L’immatriculation du titulaire du bail

L’article L. 145 – 1 du Code de commerce, évoqué dans l’introduction de cet ouvrage, précise que "les dispositions du présent chapitre s’appliquent aux baux des immeubles ou locaux dans lesquels un fonds est exploité, que ce fonds appartienne, soit à un commerçant ou à un industriel immatriculé au registre du commerce et des sociétés, soit à un chef d’entreprise immatriculée au répertoire des métiers..."

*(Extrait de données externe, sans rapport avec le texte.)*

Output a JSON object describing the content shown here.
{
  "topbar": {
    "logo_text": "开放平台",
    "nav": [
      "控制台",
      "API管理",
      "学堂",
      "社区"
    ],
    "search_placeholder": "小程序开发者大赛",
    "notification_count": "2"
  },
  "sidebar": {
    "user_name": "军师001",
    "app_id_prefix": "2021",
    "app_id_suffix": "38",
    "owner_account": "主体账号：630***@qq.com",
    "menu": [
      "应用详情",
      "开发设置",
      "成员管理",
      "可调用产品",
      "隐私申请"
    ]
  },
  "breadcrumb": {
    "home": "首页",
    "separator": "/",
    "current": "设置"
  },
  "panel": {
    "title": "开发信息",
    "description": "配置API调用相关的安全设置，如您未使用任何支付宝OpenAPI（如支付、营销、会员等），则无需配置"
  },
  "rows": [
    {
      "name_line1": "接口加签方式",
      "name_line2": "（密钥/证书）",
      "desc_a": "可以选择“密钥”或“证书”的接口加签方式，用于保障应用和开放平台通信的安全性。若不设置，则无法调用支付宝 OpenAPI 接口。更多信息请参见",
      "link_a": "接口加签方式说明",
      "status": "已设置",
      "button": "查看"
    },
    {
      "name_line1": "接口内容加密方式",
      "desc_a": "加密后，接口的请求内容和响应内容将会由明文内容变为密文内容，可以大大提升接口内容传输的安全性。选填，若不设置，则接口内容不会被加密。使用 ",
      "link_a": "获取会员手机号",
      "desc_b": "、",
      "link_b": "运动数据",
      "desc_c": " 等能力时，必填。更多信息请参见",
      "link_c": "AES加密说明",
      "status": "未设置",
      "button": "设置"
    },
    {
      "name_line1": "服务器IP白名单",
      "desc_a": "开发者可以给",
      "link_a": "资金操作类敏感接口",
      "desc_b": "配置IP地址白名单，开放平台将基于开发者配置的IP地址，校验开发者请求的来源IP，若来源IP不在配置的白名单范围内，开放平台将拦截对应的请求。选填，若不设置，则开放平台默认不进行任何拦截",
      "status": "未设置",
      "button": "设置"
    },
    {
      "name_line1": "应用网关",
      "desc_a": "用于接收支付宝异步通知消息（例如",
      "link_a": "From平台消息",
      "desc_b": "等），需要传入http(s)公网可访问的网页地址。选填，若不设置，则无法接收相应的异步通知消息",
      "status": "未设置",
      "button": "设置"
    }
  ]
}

Le bénéfice du statut du bail commercial qui est constitué par le droit auquel peut prétendre le locataire, lors de l’expiration de son bail, d’obtenir le renouvellement de celui-ci ou une indemnité compensatrice de sa perte, est donc conditionné à l’immatriculation régulière du locataire au registre du commerce et des sociétés ou au répertoire des métiers.

Un preneur qu’il soit exploitant d’un café, d’un hôtel ou d’un restaurant doit donc impérativement veiller à être régulièrement immatriculé pour le fonds de commerce qu’il exploite au risque sinon de voir le bailleur, sur ce motif, lui dénier le droit au renouvellement et lui enjoindre de quitter les lieux sans lui verser une quelconque indemnité.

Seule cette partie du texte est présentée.